Verkäufer, Koch, Pfleger... Auch wenn
ihr in ihrer Maßnahme Hoffnung gemacht wurde, dass es auch für sie einen
passenden Beruf gibt, glaubt sie den Leuten, die ihr in den Foren erzählen,
dass sie mit ihrem Schulabschluss keine Chance auf einen ruhigen Bürojob hat,
und dass sie ein naiver Träumer ist, wenn sie denkt, dass es so etwas überhaupt
gibt. Mit ihrem Bildungsstand und ihrer Abneigung gehen Mathe bleibt ihr kaum
etwas anderes übrig, als in eine Fabrik zu gehen, und anstatt sich über die
Schmerzen vom Dauerstehen zu beklagen sollte sie froh sein, überhaupt einen Job
bekommen zu haben.
Einmal
hat Tamsin sich in einer Fabrik beworben. Das war vor vielen Jahren. Zu einer
Zeit, wo dort noch im Sitzen gearbeitet wurde. Nach einem früheren Praktikum
weiß Tamsin, dass eine derartige Tätigkeit das Leben alles andere, als
bereichert. Aber das ist egal, denn viele Alternativen hat sie nicht.
Andere
Menschen schütteln den Kopf, wenn Tamsin meint, dass ein Weg zur Arbeit, bei
dem man eine Stunde mit dem Bus unterwegs ist, lang ist. Es gibt Menschen, die
sind froh, wenn sie „nur“ eineinhalb Stunden unterwegs sind.
Man
sollte meinen, abends auf einem Hafenfest mit Rockkonzert hätte man viel Spaß.

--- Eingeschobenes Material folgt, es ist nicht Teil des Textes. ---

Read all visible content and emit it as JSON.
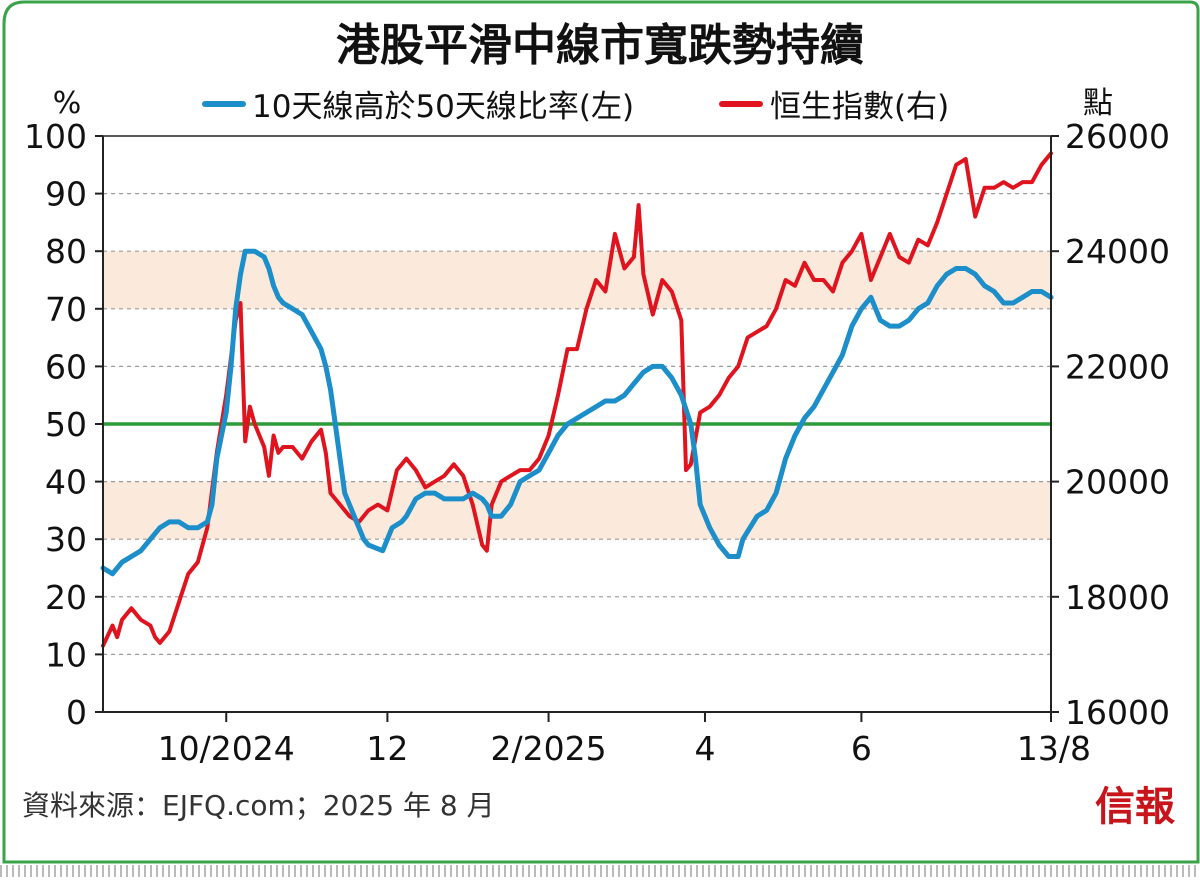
{
  "chart_data": {
    "type": "line",
    "title": "港股平滑中線市寬跌勢持續",
    "left_unit": "%",
    "right_unit": "點",
    "ylim_left": [
      0,
      100
    ],
    "ylim_right": [
      16000,
      26000
    ],
    "yticks_left": [
      "0",
      "10",
      "20",
      "30",
      "40",
      "50",
      "60",
      "70",
      "80",
      "90",
      "100"
    ],
    "yticks_right": [
      "16000",
      "18000",
      "20000",
      "22000",
      "24000",
      "26000"
    ],
    "xticks": [
      {
        "label": "10/2024",
        "t": 0.13
      },
      {
        "label": "12",
        "t": 0.3
      },
      {
        "label": "2/2025",
        "t": 0.47
      },
      {
        "label": "4",
        "t": 0.635
      },
      {
        "label": "6",
        "t": 0.8
      },
      {
        "label": "13/8",
        "t": 1.0
      }
    ],
    "shaded_bands": [
      [
        30,
        40
      ],
      [
        70,
        80
      ]
    ],
    "reference_line": 50,
    "series": [
      {
        "name": "10天線高於50天線比率(左)",
        "axis": "left",
        "color": "#1c8ec9",
        "points": [
          [
            0.0,
            25
          ],
          [
            0.01,
            24
          ],
          [
            0.02,
            26
          ],
          [
            0.03,
            27
          ],
          [
            0.04,
            28
          ],
          [
            0.05,
            30
          ],
          [
            0.06,
            32
          ],
          [
            0.07,
            33
          ],
          [
            0.08,
            33
          ],
          [
            0.09,
            32
          ],
          [
            0.1,
            32
          ],
          [
            0.11,
            33
          ],
          [
            0.115,
            36
          ],
          [
            0.12,
            44
          ],
          [
            0.13,
            52
          ],
          [
            0.135,
            60
          ],
          [
            0.14,
            70
          ],
          [
            0.145,
            76
          ],
          [
            0.15,
            80
          ],
          [
            0.16,
            80
          ],
          [
            0.17,
            79
          ],
          [
            0.175,
            77
          ],
          [
            0.18,
            74
          ],
          [
            0.185,
            72
          ],
          [
            0.19,
            71
          ],
          [
            0.2,
            70
          ],
          [
            0.21,
            69
          ],
          [
            0.22,
            66
          ],
          [
            0.23,
            63
          ],
          [
            0.235,
            60
          ],
          [
            0.24,
            56
          ],
          [
            0.245,
            50
          ],
          [
            0.25,
            44
          ],
          [
            0.255,
            38
          ],
          [
            0.265,
            34
          ],
          [
            0.275,
            30
          ],
          [
            0.28,
            29
          ],
          [
            0.295,
            28
          ],
          [
            0.305,
            32
          ],
          [
            0.315,
            33
          ],
          [
            0.32,
            34
          ],
          [
            0.33,
            37
          ],
          [
            0.34,
            38
          ],
          [
            0.35,
            38
          ],
          [
            0.36,
            37
          ],
          [
            0.37,
            37
          ],
          [
            0.38,
            37
          ],
          [
            0.39,
            38
          ],
          [
            0.4,
            37
          ],
          [
            0.405,
            36
          ],
          [
            0.41,
            34
          ],
          [
            0.42,
            34
          ],
          [
            0.43,
            36
          ],
          [
            0.44,
            40
          ],
          [
            0.45,
            41
          ],
          [
            0.46,
            42
          ],
          [
            0.47,
            45
          ],
          [
            0.48,
            48
          ],
          [
            0.49,
            50
          ],
          [
            0.5,
            51
          ],
          [
            0.51,
            52
          ],
          [
            0.52,
            53
          ],
          [
            0.53,
            54
          ],
          [
            0.54,
            54
          ],
          [
            0.55,
            55
          ],
          [
            0.56,
            57
          ],
          [
            0.57,
            59
          ],
          [
            0.58,
            60
          ],
          [
            0.59,
            60
          ],
          [
            0.6,
            58
          ],
          [
            0.61,
            55
          ],
          [
            0.62,
            50
          ],
          [
            0.625,
            44
          ],
          [
            0.63,
            36
          ],
          [
            0.64,
            32
          ],
          [
            0.65,
            29
          ],
          [
            0.66,
            27
          ],
          [
            0.67,
            27
          ],
          [
            0.675,
            30
          ],
          [
            0.69,
            34
          ],
          [
            0.7,
            35
          ],
          [
            0.71,
            38
          ],
          [
            0.72,
            44
          ],
          [
            0.73,
            48
          ],
          [
            0.74,
            51
          ],
          [
            0.75,
            53
          ],
          [
            0.76,
            56
          ],
          [
            0.77,
            59
          ],
          [
            0.78,
            62
          ],
          [
            0.79,
            67
          ],
          [
            0.8,
            70
          ],
          [
            0.81,
            72
          ],
          [
            0.82,
            68
          ],
          [
            0.83,
            67
          ],
          [
            0.84,
            67
          ],
          [
            0.85,
            68
          ],
          [
            0.86,
            70
          ],
          [
            0.87,
            71
          ],
          [
            0.88,
            74
          ],
          [
            0.89,
            76
          ],
          [
            0.9,
            77
          ],
          [
            0.91,
            77
          ],
          [
            0.92,
            76
          ],
          [
            0.93,
            74
          ],
          [
            0.94,
            73
          ],
          [
            0.95,
            71
          ],
          [
            0.96,
            71
          ],
          [
            0.97,
            72
          ],
          [
            0.98,
            73
          ],
          [
            0.99,
            73
          ],
          [
            1.0,
            72
          ]
        ]
      },
      {
        "name": "恒生指數(右)",
        "axis": "right",
        "color": "#e0141e",
        "points": [
          [
            0.0,
            17150
          ],
          [
            0.01,
            17500
          ],
          [
            0.015,
            17300
          ],
          [
            0.02,
            17600
          ],
          [
            0.03,
            17800
          ],
          [
            0.04,
            17600
          ],
          [
            0.05,
            17500
          ],
          [
            0.055,
            17300
          ],
          [
            0.06,
            17200
          ],
          [
            0.07,
            17400
          ],
          [
            0.08,
            17900
          ],
          [
            0.09,
            18400
          ],
          [
            0.1,
            18600
          ],
          [
            0.11,
            19200
          ],
          [
            0.12,
            20500
          ],
          [
            0.13,
            21500
          ],
          [
            0.14,
            22800
          ],
          [
            0.145,
            23100
          ],
          [
            0.15,
            20700
          ],
          [
            0.155,
            21300
          ],
          [
            0.16,
            21000
          ],
          [
            0.17,
            20600
          ],
          [
            0.175,
            20100
          ],
          [
            0.18,
            20800
          ],
          [
            0.185,
            20500
          ],
          [
            0.19,
            20600
          ],
          [
            0.2,
            20600
          ],
          [
            0.21,
            20400
          ],
          [
            0.22,
            20700
          ],
          [
            0.23,
            20900
          ],
          [
            0.235,
            20500
          ],
          [
            0.24,
            19800
          ],
          [
            0.25,
            19600
          ],
          [
            0.26,
            19400
          ],
          [
            0.27,
            19300
          ],
          [
            0.28,
            19500
          ],
          [
            0.29,
            19600
          ],
          [
            0.3,
            19500
          ],
          [
            0.31,
            20200
          ],
          [
            0.32,
            20400
          ],
          [
            0.33,
            20200
          ],
          [
            0.34,
            19900
          ],
          [
            0.35,
            20000
          ],
          [
            0.36,
            20100
          ],
          [
            0.37,
            20300
          ],
          [
            0.38,
            20100
          ],
          [
            0.39,
            19600
          ],
          [
            0.4,
            18900
          ],
          [
            0.405,
            18800
          ],
          [
            0.41,
            19600
          ],
          [
            0.42,
            20000
          ],
          [
            0.43,
            20100
          ],
          [
            0.44,
            20200
          ],
          [
            0.45,
            20200
          ],
          [
            0.46,
            20400
          ],
          [
            0.47,
            20800
          ],
          [
            0.48,
            21500
          ],
          [
            0.49,
            22300
          ],
          [
            0.5,
            22300
          ],
          [
            0.51,
            23000
          ],
          [
            0.52,
            23500
          ],
          [
            0.53,
            23300
          ],
          [
            0.54,
            24300
          ],
          [
            0.55,
            23700
          ],
          [
            0.56,
            23900
          ],
          [
            0.565,
            24800
          ],
          [
            0.57,
            23600
          ],
          [
            0.58,
            22900
          ],
          [
            0.59,
            23500
          ],
          [
            0.6,
            23300
          ],
          [
            0.61,
            22800
          ],
          [
            0.615,
            20200
          ],
          [
            0.62,
            20300
          ],
          [
            0.63,
            21200
          ],
          [
            0.64,
            21300
          ],
          [
            0.65,
            21500
          ],
          [
            0.66,
            21800
          ],
          [
            0.67,
            22000
          ],
          [
            0.68,
            22500
          ],
          [
            0.69,
            22600
          ],
          [
            0.7,
            22700
          ],
          [
            0.71,
            23000
          ],
          [
            0.72,
            23500
          ],
          [
            0.73,
            23400
          ],
          [
            0.74,
            23800
          ],
          [
            0.75,
            23500
          ],
          [
            0.76,
            23500
          ],
          [
            0.77,
            23300
          ],
          [
            0.78,
            23800
          ],
          [
            0.79,
            24000
          ],
          [
            0.8,
            24300
          ],
          [
            0.81,
            23500
          ],
          [
            0.82,
            23900
          ],
          [
            0.83,
            24300
          ],
          [
            0.84,
            23900
          ],
          [
            0.85,
            23800
          ],
          [
            0.86,
            24200
          ],
          [
            0.87,
            24100
          ],
          [
            0.88,
            24500
          ],
          [
            0.89,
            25000
          ],
          [
            0.9,
            25500
          ],
          [
            0.91,
            25600
          ],
          [
            0.92,
            24600
          ],
          [
            0.93,
            25100
          ],
          [
            0.94,
            25100
          ],
          [
            0.95,
            25200
          ],
          [
            0.96,
            25100
          ],
          [
            0.97,
            25200
          ],
          [
            0.98,
            25200
          ],
          [
            0.99,
            25500
          ],
          [
            1.0,
            25700
          ]
        ]
      }
    ]
  },
  "footer": {
    "source": "資料來源：EJFQ.com；2025 年 8 月",
    "logo_text": "信報"
  },
  "colors": {
    "frame": "#3aa34a",
    "band": "#fbeadb",
    "ref_line": "#2e9b3a",
    "grid": "#9a9a9a"
  }
}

Tamsin hätte gerne Spaß gehabt. Aber so etwas mit den Eltern zu besuchen, das raubt
einen jede Freude. Ihr Dad hat keine Lust darauf. Er mag die Musik nicht und
sie ist ihm zu laut. Anstatt vor der Bühne, stehen sie am Abseits. Tamsin fühlt
sich unwohl zwischen all den vielen, jungen, heiteren, beschwipsten Leuten, wie
sie mit ihren Eltern da steht und überlegt, was sie Essen soll. Die denken,
Essen macht glücklich und so bekommt Tamsin, was immer sie mag. Es schmeckt,
ja, doch dies ist nicht das Glück, nach dem sie strebt. Tamsin hat keine
Freunde, kein Auto und spät abends fährt auch kein Bus mehr über die elenden
Kuhdörfer, den sie nehmen könnte – wäre sie frei von ihren Ängsten.
Und
so verharrten sie wie üblich am Abseits, beobachteten das Spektakel, zogen nach
wenigen Minuten zur nächsten Bühne und dann wieder zurück und fuhren nach
ungefähr einer Stunde wieder heim. Tamsins Eltern waren müde und Tamsin hatte
nicht wirklich Freude an diesem Abend.